A new lightweight framework based on knowledge distillation for reducing the complexity of multi-modal solar irradiance prediction model

Abstract

The inherent uncertainty of solar energy brings great difficulties to the grid connection and short-term energy planning and dispatching. Deep learning method makes it possible to predict the short-term solar energy with its powerful learning ability, but its complex model structure and huge trainable parameters bring great difficulties to the practical deployment. Therefore, this paper proposes a lightweight framework based on knowledge distillation strategy, which greatly reduces the complexity of multi-modal solar irradiance prediction model meanwhile ensuring an acceptable accuracy, facilitating the practical deployment. Firstly, a teacher model with multi-modal structure and good accuracy is built based on ResNet18-Informer.
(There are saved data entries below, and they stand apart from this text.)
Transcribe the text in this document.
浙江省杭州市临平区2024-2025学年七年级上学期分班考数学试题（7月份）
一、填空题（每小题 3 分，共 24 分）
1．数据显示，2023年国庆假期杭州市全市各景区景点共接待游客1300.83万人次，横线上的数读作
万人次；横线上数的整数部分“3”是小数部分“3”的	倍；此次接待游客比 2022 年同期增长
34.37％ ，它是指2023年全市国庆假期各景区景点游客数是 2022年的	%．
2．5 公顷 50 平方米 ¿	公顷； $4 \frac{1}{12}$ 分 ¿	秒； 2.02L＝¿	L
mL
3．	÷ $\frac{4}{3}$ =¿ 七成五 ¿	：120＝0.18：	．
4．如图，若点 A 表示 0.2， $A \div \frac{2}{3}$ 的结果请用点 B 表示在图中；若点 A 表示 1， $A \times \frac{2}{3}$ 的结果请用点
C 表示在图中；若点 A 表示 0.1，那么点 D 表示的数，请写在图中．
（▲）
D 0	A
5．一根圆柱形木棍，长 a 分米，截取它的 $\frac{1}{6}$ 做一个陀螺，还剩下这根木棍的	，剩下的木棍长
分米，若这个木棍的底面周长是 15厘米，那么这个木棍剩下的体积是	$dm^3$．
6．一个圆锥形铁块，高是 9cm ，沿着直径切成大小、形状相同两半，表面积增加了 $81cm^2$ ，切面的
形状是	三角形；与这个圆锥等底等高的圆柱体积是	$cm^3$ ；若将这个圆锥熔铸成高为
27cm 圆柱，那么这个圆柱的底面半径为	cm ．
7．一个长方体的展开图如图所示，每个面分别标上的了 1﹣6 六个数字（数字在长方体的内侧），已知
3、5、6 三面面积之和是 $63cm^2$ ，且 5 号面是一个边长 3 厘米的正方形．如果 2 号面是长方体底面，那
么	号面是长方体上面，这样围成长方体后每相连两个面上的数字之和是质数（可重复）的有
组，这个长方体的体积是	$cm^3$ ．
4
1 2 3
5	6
Then, the lightweight model is obtained by the proposed lightweight framework depending on the knowledge of teacher model. The comparisons of various models and the optimal settings of knowledge distillation are analyzed. Results show that the lightweight model can reduce the trainable parameters, inference time, and GPU memory by 97.7%, 52.5%, and 36.3%, respectively. The normalized root mean square error is reduced by 24.87% compared with the same structure model but without knowledge distillation, verifying the superiority of the proposed framework. The soft loss using the light loss with the ratio of 0.3 can obtain the best training results for the lightweight model. The structure with 3 residual blocks and 3 LSTM layers is proved to be the best for the lightweight model in the solar irradiance prediction task.